By Richard Black
BBC News website environment correspondent
A conservation institute in the United States has produced wildcat kittens by cross-breeding cloned adults.
Eight wildcat kittens have been born at the Audubon Center from three cloned parents
The Audubon Center for Research of Endangered Species says this is the first time that clones of a wild species have bred.
Eight kittens have been born in two litters over the last month, and all are apparently doing well.
The researchers say this development holds enormous potential for preserving a range of endangered species.
The litters were born to separate mothers, but share a father.
On 26 July, a female called Madge bore five kittens, which were followed on 2 August by three born to Caty; Madge and Caty are both clones of a further female, Nancy.
The father of all eight kittens is Ditteaux, cloned from Jazz.
"By improving the cloning process and then encouraging cloned animals to breed and make babies, we can revive the genes of individuals who might not be reproductively viable otherwise, and we can save genes from animals in the wild," commented Dr Betsy Dresser, who led the scientific team at the Audubon Center in New Orleans.

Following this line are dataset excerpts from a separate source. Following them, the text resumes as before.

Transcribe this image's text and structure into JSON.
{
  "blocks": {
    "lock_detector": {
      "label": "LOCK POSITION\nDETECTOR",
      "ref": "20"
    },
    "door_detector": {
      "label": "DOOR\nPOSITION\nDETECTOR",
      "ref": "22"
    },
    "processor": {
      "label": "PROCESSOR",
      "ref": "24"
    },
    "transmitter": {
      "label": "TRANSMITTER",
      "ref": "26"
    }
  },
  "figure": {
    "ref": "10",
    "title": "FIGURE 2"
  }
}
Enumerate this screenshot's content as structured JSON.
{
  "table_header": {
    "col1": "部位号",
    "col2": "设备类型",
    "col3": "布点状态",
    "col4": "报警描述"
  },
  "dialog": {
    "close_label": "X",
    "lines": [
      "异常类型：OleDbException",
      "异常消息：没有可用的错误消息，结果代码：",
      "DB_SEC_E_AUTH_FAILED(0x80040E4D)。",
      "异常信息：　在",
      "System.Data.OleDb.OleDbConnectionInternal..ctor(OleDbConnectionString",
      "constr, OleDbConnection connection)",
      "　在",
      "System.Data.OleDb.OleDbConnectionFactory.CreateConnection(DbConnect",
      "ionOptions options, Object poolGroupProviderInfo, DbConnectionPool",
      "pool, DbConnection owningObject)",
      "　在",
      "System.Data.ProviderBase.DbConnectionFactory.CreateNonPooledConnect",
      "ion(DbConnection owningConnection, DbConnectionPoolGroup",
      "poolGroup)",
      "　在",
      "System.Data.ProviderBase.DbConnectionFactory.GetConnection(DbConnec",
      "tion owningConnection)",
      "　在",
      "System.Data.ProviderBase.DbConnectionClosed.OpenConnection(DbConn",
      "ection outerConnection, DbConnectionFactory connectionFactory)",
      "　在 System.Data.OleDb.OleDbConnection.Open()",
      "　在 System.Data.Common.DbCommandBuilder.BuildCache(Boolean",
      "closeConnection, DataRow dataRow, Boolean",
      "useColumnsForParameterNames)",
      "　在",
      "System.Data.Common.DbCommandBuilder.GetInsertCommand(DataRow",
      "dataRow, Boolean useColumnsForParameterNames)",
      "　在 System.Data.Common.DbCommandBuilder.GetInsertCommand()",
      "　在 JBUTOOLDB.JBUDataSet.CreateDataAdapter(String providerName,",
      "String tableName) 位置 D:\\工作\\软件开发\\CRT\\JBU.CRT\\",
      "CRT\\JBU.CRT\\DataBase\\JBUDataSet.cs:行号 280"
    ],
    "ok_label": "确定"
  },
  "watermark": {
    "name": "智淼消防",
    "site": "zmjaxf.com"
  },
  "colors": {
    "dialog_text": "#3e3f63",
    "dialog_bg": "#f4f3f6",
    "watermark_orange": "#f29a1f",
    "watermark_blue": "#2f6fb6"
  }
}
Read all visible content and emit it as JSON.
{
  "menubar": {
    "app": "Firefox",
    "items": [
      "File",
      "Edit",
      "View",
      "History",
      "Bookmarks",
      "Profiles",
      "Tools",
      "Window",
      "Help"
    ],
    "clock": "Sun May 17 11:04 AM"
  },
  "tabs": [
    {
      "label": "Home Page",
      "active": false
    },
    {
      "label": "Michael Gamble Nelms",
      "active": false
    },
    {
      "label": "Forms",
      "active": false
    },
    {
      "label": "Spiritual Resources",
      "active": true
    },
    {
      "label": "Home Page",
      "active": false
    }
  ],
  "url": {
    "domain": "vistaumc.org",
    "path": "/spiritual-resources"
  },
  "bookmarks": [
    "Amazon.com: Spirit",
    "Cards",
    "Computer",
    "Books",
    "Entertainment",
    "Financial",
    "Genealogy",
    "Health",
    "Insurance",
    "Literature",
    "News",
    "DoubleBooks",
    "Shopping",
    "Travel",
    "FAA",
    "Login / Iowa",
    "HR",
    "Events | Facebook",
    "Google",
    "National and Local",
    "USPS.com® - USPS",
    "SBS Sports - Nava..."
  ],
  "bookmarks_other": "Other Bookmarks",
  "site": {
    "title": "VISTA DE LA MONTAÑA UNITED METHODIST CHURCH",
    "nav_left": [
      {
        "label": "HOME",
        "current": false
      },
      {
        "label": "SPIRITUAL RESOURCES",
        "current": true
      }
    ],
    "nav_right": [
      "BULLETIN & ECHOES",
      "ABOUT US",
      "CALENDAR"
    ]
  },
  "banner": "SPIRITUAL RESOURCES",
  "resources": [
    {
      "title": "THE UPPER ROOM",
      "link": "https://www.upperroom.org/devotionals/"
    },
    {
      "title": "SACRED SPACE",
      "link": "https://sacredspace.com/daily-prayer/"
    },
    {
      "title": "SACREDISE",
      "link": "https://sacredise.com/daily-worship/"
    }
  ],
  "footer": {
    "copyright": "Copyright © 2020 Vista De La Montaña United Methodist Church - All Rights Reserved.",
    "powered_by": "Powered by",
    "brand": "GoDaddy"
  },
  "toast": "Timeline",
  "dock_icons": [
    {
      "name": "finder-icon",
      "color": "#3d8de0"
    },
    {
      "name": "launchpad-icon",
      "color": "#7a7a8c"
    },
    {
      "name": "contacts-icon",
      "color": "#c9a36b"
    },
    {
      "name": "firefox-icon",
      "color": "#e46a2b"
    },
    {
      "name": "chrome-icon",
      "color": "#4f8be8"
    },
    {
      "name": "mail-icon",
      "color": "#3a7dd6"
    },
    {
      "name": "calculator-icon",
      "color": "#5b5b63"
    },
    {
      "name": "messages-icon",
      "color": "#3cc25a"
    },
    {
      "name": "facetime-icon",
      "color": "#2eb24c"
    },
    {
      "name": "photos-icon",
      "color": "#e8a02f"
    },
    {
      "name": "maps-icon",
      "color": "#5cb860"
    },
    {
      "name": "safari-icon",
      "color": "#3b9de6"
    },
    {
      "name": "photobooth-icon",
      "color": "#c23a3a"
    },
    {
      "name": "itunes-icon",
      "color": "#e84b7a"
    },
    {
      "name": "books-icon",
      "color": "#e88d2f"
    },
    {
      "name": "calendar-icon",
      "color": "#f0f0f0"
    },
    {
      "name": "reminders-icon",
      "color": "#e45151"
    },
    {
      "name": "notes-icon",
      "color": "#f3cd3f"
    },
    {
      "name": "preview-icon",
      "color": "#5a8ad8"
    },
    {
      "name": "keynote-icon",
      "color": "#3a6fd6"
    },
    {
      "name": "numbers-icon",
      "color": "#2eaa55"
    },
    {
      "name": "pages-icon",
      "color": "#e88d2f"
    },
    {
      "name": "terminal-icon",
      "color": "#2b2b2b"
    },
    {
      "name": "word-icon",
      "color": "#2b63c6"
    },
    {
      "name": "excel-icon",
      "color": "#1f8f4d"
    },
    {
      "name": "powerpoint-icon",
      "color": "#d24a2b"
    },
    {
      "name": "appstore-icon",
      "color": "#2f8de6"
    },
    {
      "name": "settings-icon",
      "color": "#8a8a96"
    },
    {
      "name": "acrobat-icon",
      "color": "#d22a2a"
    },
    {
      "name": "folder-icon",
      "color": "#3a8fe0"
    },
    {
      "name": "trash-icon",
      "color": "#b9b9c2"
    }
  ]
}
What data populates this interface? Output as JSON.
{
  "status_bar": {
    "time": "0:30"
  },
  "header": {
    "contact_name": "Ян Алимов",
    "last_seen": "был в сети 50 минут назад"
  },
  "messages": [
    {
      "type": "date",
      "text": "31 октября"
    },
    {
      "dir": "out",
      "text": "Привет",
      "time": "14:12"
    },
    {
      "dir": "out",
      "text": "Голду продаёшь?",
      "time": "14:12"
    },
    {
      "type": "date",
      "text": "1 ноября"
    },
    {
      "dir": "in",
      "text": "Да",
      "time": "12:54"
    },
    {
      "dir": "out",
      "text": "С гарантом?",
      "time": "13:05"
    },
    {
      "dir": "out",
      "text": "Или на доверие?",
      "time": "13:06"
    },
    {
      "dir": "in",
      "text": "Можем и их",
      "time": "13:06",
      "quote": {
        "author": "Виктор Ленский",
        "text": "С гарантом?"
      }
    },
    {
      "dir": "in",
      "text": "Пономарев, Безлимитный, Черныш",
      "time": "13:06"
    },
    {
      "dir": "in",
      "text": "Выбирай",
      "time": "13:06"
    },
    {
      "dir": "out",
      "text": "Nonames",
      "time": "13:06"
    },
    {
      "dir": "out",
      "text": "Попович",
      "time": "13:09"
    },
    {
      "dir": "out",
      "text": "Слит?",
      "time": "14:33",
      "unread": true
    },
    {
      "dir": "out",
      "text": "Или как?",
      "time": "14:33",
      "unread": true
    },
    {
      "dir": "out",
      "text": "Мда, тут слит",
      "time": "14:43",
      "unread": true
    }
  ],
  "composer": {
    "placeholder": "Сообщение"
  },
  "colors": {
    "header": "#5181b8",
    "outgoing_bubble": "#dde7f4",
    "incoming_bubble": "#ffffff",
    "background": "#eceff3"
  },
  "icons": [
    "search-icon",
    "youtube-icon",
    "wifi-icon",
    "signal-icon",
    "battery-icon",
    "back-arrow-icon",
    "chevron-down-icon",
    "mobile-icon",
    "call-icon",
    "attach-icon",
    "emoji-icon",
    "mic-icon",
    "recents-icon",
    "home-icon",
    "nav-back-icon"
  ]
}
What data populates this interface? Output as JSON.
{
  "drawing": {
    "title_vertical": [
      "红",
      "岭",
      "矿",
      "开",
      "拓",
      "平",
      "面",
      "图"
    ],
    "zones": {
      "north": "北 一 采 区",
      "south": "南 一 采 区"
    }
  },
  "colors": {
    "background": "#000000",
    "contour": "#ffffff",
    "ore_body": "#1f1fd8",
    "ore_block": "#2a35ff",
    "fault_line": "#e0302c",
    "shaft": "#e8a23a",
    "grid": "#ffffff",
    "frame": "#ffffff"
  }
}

Ditteaux, a cloned wildcat, fathered all eight kittens
The Center has been working with the African wildcat (Felis libyca) for several years, producing kittens via in-vitro fertilisation in 1999 and the first clones in 2003.
The animals are somewhat larger than a typical domestic cat, and many have a domestic-style tabby coat; though not endangered, they are a useful "model organism" for developing techniques which the researchers hope could one day be used to help preserve species at risk of extinction.
Of real value?
Not all conservationists believe that cloning has much value in preserving threatened species.
WILD CLONES - TIMELINE
1996: Dolly the sheep born - first mammal cloned from adult cell
2001: gaur (wild ox) born to cow surrogate - dies within days
2001: birth of cloned mouflon lamb, rare European breed
2003: banteng (threatened Javanese cattle) clone born to surrogate
2003/4: African wildcats Madge, Caty and Ditteaux born - parents of new kittens
"While cloning is an intriguing scientific breakthrough that may enhance captive breeding in the years to come, it currently has no value for conservating endangered species in the wild," said Dr Susan Lieberman, director of WWF's Species Programme.
"Cloning does nothing to reduce the most pressing threats to endangered species and their habitats; conservation requires work on entire populations and their habitats."
If it is to play a role in conservation, the process of cloning can only be part of the story; it also has to be shown that the clones could breed normally once re-introduced to the wild.
That is what the Audubon team believes it has done, though other tests await over the coming years.
First will be a long-term programme to monitor the animals' health, and second an assessment of their behaviour, including the development of normal hunting skills.